According to Phillips, racist and sexist public events like these have an upside, of sorts: there is evidence that black women’s status as double minorities might actually afford us unique opportunities to avoid common prejudices and instead carve out our own niche. In other words, rather than stacking up and contributing to an increasingly disadvantaged status for black women, these prejudices may simply cancel each other out. It almost sounds too good to be true. But there is evidence to back up Phillips’ claim that, as targets of both and racial and gender discrimination, black women at times face opportunity, rather than a sort of “double jeopardy” situation in which biases against us accrue and multiply.

Phillips helped to conduct studies at Kellogg that looked at the desirability of certain characteristics in the workplace, and compared these findings to stereotypes and cultural attitudes towards different racial groups and genders. The findings suggest that impressions of black women could work to their advantage in specific contexts.
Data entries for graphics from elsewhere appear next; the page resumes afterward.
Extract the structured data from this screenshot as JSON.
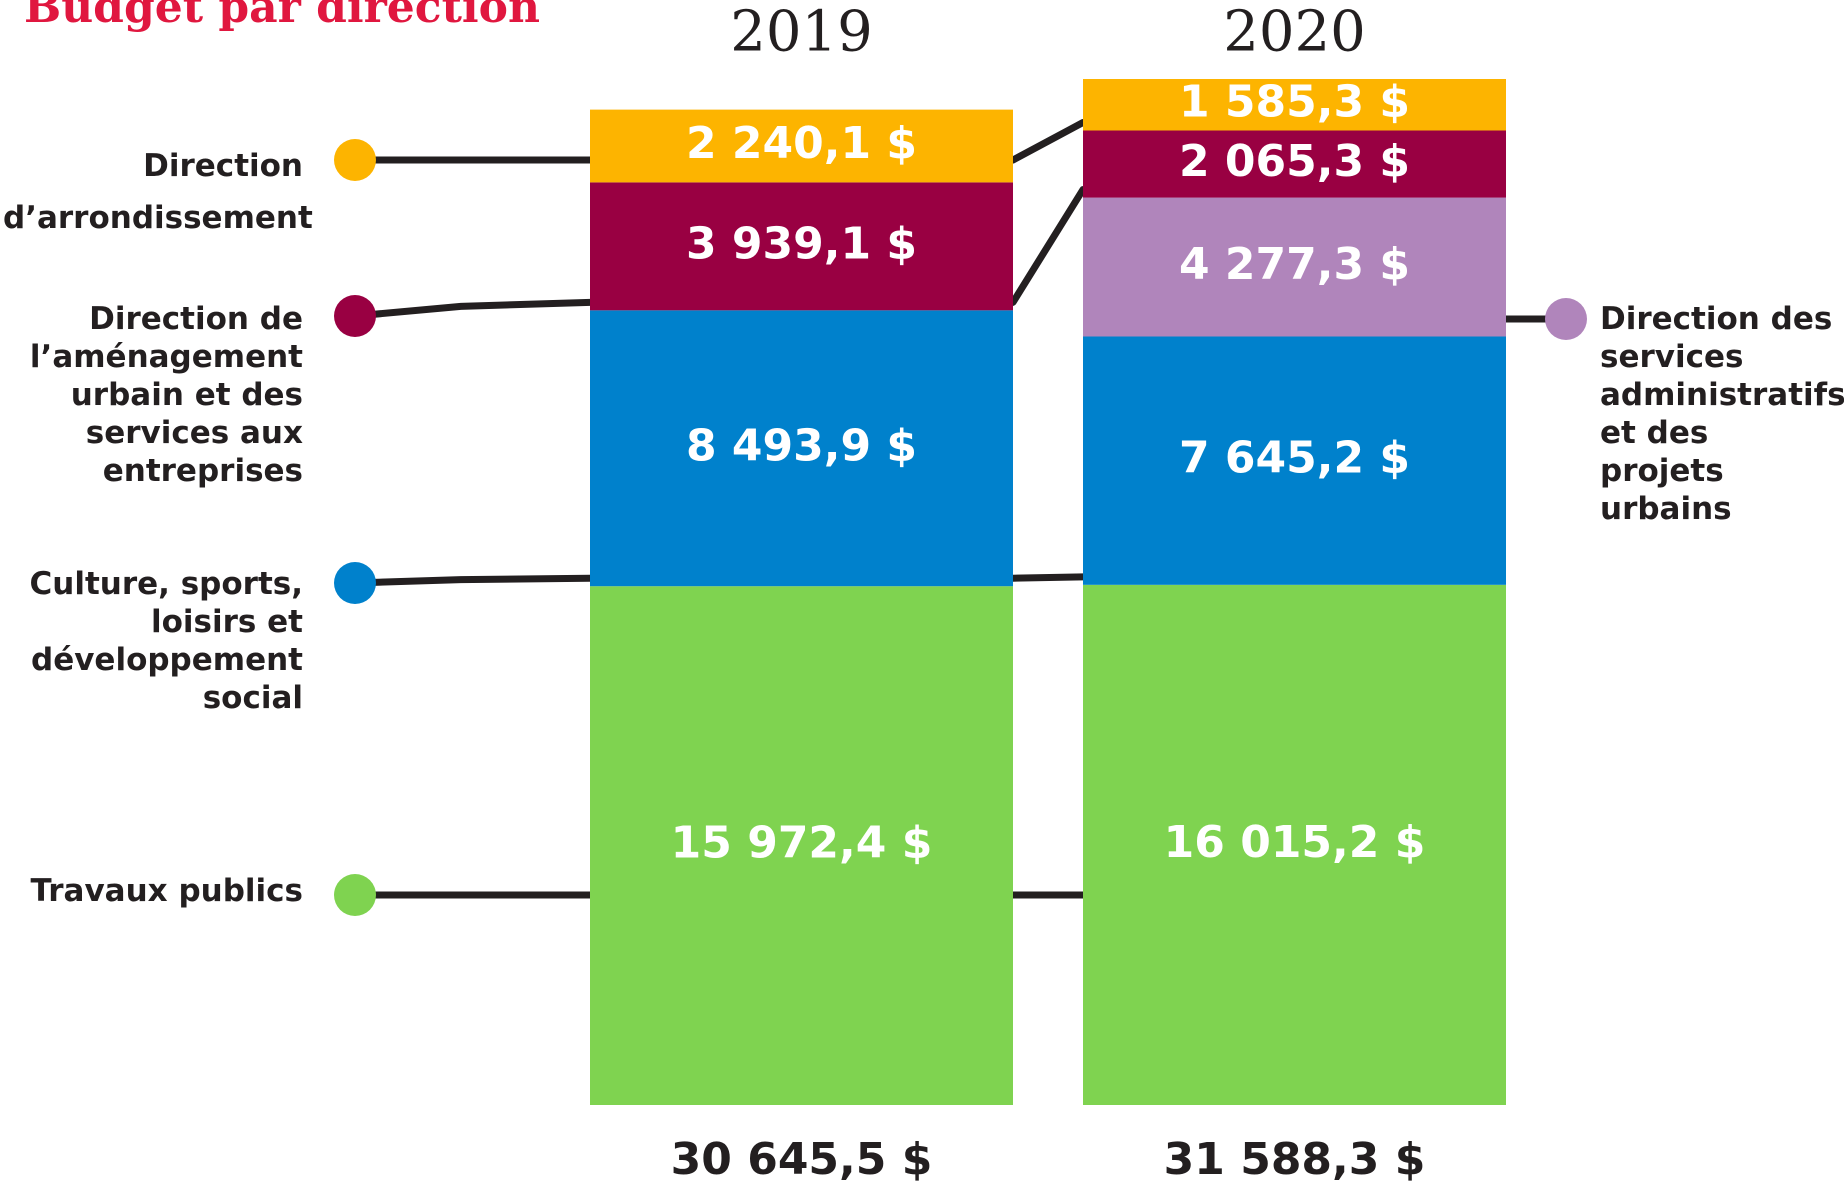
{
  "chart_data": {
    "type": "stacked_bar",
    "title": "Budget par direction",
    "categories": [
      "2019",
      "2020"
    ],
    "series": [
      {
        "name": "Travaux publics",
        "color": "#7fd350",
        "values": [
          15972.4,
          16015.2
        ],
        "value_labels": [
          "15 972,4 $",
          "16 015,2 $"
        ]
      },
      {
        "name": "Culture, sports, loisirs et développement social",
        "color": "#0081cc",
        "values": [
          8493.9,
          7645.2
        ],
        "value_labels": [
          "8 493,9 $",
          "7 645,2 $"
        ]
      },
      {
        "name": "Direction des services administratifs et des projets urbains",
        "color": "#b085bb",
        "values": [
          null,
          4277.3
        ],
        "value_labels": [
          null,
          "4 277,3 $"
        ]
      },
      {
        "name": "Direction de l’aménagement urbain et des services aux entreprises",
        "color": "#990042",
        "values": [
          3939.1,
          2065.3
        ],
        "value_labels": [
          "3 939,1 $",
          "2 065,3 $"
        ]
      },
      {
        "name": "Direction d’arrondissement",
        "color": "#fdb400",
        "values": [
          2240.1,
          1585.3
        ],
        "value_labels": [
          "2 240,1 $",
          "1 585,3 $"
        ]
      }
    ],
    "totals": {
      "values": [
        30645.5,
        31588.3
      ],
      "value_labels": [
        "30 645,5 $",
        "31 588,3 $"
      ]
    }
  }
}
“African-American women may not be seen as prototypical blacks, and they may not be seen as prototypical women,” Phillips said. “That invisibility might end up being something that’s helpful in allowing [them] to take on behaviors that otherwise would not be allowed. Black women may be in a unique position to, in fact, step into leadership positions, to be embraced in leadership positions.”

In fact, in her studies she found that black women turned out to be the most employable, in part because we could assume broader roles than white women without being criticized. “Black women have more ability to be forceful in the workplace without appearing threatening,” Phillips explained. And black women “have more latitude to display…dominance.”

With significant numbers of black men incarcerated and lower rates of higher education among black men, it can be temping to look at this as a battle of the sexes, or as a zero-sum game. But the whole black community has the potential to be positively affected by black women’s educational and entrepreneurial success. As Franklin and Lennox put it, even in the midst of female empowerment and success, it’s still possible that “a man still loves a woman and a woman still loves a man.” Surely black women can use some of their newfound success in education and business to the betterment of the rest of their people.

So does this mean that it’s finally starting to pay off to be a black women?

Well, in some ways. It certainly means, as Phillips pointed out, that the combination of racism and sexism that black women are so used to bearing, and the dual identities we have long embodied, are “more complex than we’ve thought” and worthy of further study.

In the meantime, these findings are no excuse for continued racist or sexist portrayals of black women in the media, nor do they represent a silver bullet solution for the black community. More of a silver lining to the dark cloud of prejudice, they hint at a time, hopefully in the near future, when it is the absence of ‘isms, not the combination of them, that will allow black women the freedom and opportunity to succeed.